7 september 2012
Eerste Kamer
12/01106
TT/MD
Hoge Raad der Nederlanden
Arrest
in de zaak van:
[Eiser],
wonende te [woonplaats],
EISER tot cassatie,
advocaat: mr. M.A.R. Schuckink Kool,
t e g e n
DE STAAT DER NEDERLANDEN (MINISTERIE VAN VEILIGHEID EN JUSTITIE),
zetelende te 's-Gravenhage,
VERWEERDER in cassatie,
advocaat: mr. J.W.H. van Wijk en mr. G.C. Nieuwland.
Partijen zullen hierna ook worden aangeduid als [eiser] en de Staat.
1. Het geding in feitelijke instanties
Voor het verloop van het geding in feitelijke instanties verwijst de Hoge Raad naar de navolgende stukken:
a. het vonnis in de zaak 408889 / KG ZA 11-1446 van de voorzieningenrechter te 's-Gravenhage van 16 januari 2012;
b. het arrest in de zaak 200.100.744/01 van het gerechtshof te 's-Gravenhage van 14 februari 2012.
Het arrest van het hof is aan dit arrest gehecht.
2. Het geding in cassatie
Tegen het arrest van het hof heeft [eiser] beroep in cassatie ingesteld.

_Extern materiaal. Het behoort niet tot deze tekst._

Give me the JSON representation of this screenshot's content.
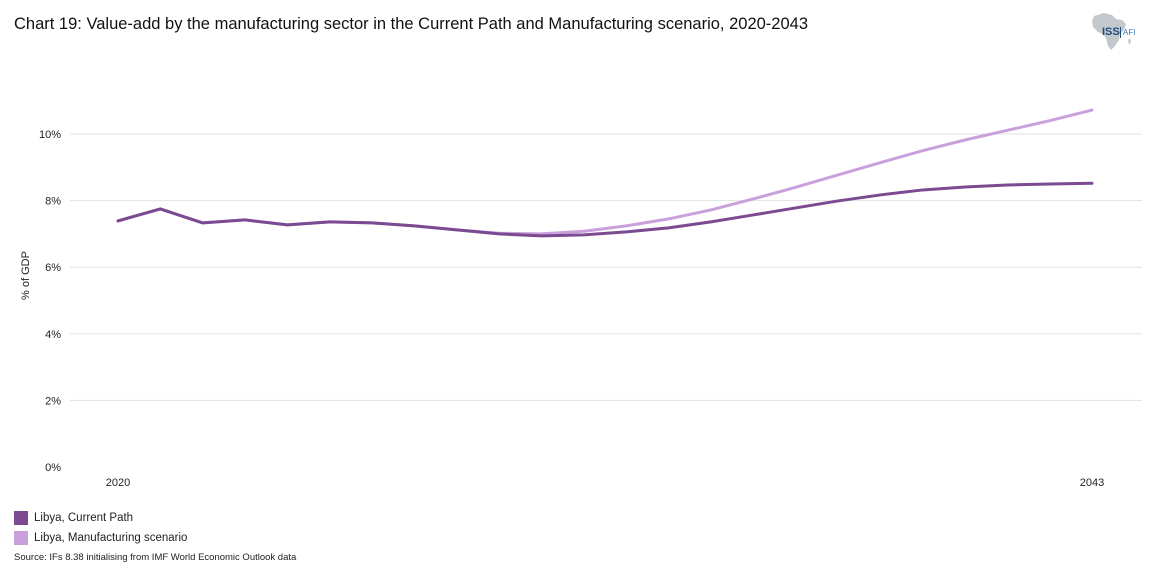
{
  "header": {
    "title": "Chart 19: Value-add by the manufacturing sector in the Current Path and Manufacturing scenario, 2020-2043"
  },
  "logo": {
    "text_left": "ISS",
    "text_right": "AFI",
    "icon": "africa-map-icon"
  },
  "source": "Source: IFs 8.38 initialising from IMF World Economic Outlook data",
  "chart_data": {
    "type": "line",
    "title": "Chart 19: Value-add by the manufacturing sector in the Current Path and Manufacturing scenario, 2020-2043",
    "xlabel": "",
    "ylabel": "% of GDP",
    "ylim": [
      0,
      10
    ],
    "yticks": [
      0,
      2,
      4,
      6,
      8,
      10
    ],
    "ytick_labels": [
      "0%",
      "2%",
      "4%",
      "6%",
      "8%",
      "10%"
    ],
    "xticks_labeled": [
      2020,
      2043
    ],
    "grid": true,
    "legend_position": "bottom-left",
    "x": [
      2020,
      2021,
      2022,
      2023,
      2024,
      2025,
      2026,
      2027,
      2028,
      2029,
      2030,
      2031,
      2032,
      2033,
      2034,
      2035,
      2036,
      2037,
      2038,
      2039,
      2040,
      2041,
      2042,
      2043
    ],
    "series": [
      {
        "name": "Libya, Current Path",
        "color": "#7b4a91",
        "values": [
          7.39,
          7.75,
          7.33,
          7.42,
          7.27,
          7.36,
          7.33,
          7.24,
          7.12,
          7.0,
          6.94,
          6.97,
          7.06,
          7.18,
          7.36,
          7.57,
          7.78,
          7.99,
          8.17,
          8.32,
          8.41,
          8.47,
          8.5,
          8.52
        ]
      },
      {
        "name": "Libya, Manufacturing scenario",
        "color": "#c9a0dc",
        "values": [
          7.39,
          7.75,
          7.33,
          7.42,
          7.27,
          7.36,
          7.33,
          7.24,
          7.12,
          7.02,
          7.0,
          7.08,
          7.24,
          7.45,
          7.72,
          8.05,
          8.4,
          8.77,
          9.14,
          9.5,
          9.82,
          10.11,
          10.4,
          10.72
        ]
      }
    ]
  }
}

De cassatiedagvaarding is aan dit arrest gehecht en maakt daarvan deel uit.
De Staat heeft geconcludeerd tot verwerping van het beroep.
De zaak is voor de Staat toegelicht door haar advocaten.
De conclusie van de Advocaat-Generaal J. Wuisman strekt tot verwerping.
De advocaat van [eiser] heeft bij brief van 20 juni 2012 op die conclusie gereageerd.
3. Beoordeling van de middelen
De in de middelen aangevoerde klachten kunnen niet tot cassatie leiden. Zulks behoeft, gezien art. 81 RO, geen nadere motivering nu de klachten niet nopen tot beantwoording van rechtsvragen in het belang van de rechtseenheid of de rechtsontwikkeling.
4. Beslissing
De Hoge Raad:
verwerpt het beroep;
veroordeelt [eiser] in de kosten van het geding in cassatie, tot op deze uitspraak aan de zijde van de Staat begroot op € 799,34 aan verschotten en € 2.200,-- voor salaris.
Dit arrest is vastgesteld op 23 augustus 2012 en gewezen door de vice-president J.B. Fleers als voorzitter en de raadsheren W.D.H. Asser en A. Heisterkamp, en in het openbaar uitgesproken door de raadsheer J.C. van Oven op 7 september 2012.